Le modifiche introdotte da Red Hat nel suo prodotto mirano a migliorare il supporto ai carichi di lavoro object storage (adatti soprattutto in caso di dati non strutturati e/o decentralizzati su più collocazioni), oltre che a una più generale semplificazione della user experience. Tre i fronti di miglioramento, riguardanti la gestione dei dati, la sicurezza e la compatibilità con altri sistemi di storage.

Red Hat Ceph Storage 2, innanzitutto, introduce nuovi cluster globali di object storage, che forniscono un unico namespace e la sincronizzazione dei dati tra cluster operanti in regioni diverse. La sicurezza è stata potenziata grazie all’integrazione con alcuni popolari sistemi di autenticazione, tra cui Active Directory, Ldap e OpenStack Identity (Keystone) v3. Migliora, inoltre, la compatibilità migliorata con Amazon S3 e OpenStack Object Storage (Swift), anche con il supporto di client signature Aws v4, object versioning e cancellazioni bulk.

Quanto all’esperienza d’uso, rispetto alla prima versione Red Hat Ceph Storage 2 modifica un po’ l’interfaccia utente, rendendola più “snella” e lineare. Diventa ora possibile monitorare e gestire più facilmente le attività di archiviazione (stato, prestazioni, utilizzo della capacità) e si riducono i tempi di installazione.
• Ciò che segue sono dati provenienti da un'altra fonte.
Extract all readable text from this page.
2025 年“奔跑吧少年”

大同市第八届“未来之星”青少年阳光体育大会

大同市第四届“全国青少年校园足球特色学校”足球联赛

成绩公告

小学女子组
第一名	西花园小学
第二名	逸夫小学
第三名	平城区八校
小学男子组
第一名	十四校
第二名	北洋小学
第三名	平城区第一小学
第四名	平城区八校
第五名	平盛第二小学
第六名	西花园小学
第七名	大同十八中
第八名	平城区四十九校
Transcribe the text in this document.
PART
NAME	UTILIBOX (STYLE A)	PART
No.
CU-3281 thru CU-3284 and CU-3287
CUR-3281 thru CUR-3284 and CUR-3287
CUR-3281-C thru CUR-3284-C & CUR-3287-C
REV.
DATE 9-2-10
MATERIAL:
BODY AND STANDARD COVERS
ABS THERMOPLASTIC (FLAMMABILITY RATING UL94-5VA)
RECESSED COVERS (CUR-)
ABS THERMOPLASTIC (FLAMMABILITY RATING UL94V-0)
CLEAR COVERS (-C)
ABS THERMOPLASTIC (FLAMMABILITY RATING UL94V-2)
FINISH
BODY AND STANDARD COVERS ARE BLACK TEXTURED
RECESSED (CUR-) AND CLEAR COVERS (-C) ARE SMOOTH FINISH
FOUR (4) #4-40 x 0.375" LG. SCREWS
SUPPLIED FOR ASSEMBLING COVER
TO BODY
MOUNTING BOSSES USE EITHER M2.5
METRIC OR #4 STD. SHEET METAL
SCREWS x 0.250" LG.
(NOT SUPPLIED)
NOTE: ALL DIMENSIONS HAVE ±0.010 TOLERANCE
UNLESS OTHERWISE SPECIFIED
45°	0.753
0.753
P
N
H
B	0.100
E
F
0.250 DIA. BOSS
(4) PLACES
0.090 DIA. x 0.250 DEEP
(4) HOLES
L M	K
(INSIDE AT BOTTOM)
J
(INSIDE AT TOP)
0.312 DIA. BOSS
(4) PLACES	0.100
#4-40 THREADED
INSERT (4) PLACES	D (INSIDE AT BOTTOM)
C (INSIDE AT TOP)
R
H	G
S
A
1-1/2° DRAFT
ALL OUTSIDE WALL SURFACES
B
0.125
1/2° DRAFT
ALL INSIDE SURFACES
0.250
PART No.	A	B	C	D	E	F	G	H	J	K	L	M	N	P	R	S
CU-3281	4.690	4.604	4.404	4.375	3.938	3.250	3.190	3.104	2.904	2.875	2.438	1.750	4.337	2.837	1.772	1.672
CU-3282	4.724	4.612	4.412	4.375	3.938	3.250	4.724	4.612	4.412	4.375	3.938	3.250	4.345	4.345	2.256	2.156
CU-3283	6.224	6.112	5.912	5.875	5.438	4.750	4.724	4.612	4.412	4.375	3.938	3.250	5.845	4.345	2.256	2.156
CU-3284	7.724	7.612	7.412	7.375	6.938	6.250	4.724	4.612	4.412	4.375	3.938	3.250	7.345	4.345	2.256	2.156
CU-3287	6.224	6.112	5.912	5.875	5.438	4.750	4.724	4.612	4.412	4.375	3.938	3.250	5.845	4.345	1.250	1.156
“Questa più recente versione del prodotto rappresenta l’aggiornamento più significativo a Red Hat Ceph Storage da quando abbiamo acquisito Inktank, nel 2014”, ha sottolineato Ranga Rangachari, vice president and general manager della divisione storage. “Crediamo che per i nostri clienti Red Hat Ceph Storage 2 si rivelerà una piattaforma storage ricca di funzionalità e tecnicamente all’avanguardia, facile da usare e che permetterà loro di gestire grandi quantità di dati a livello di enterprise”.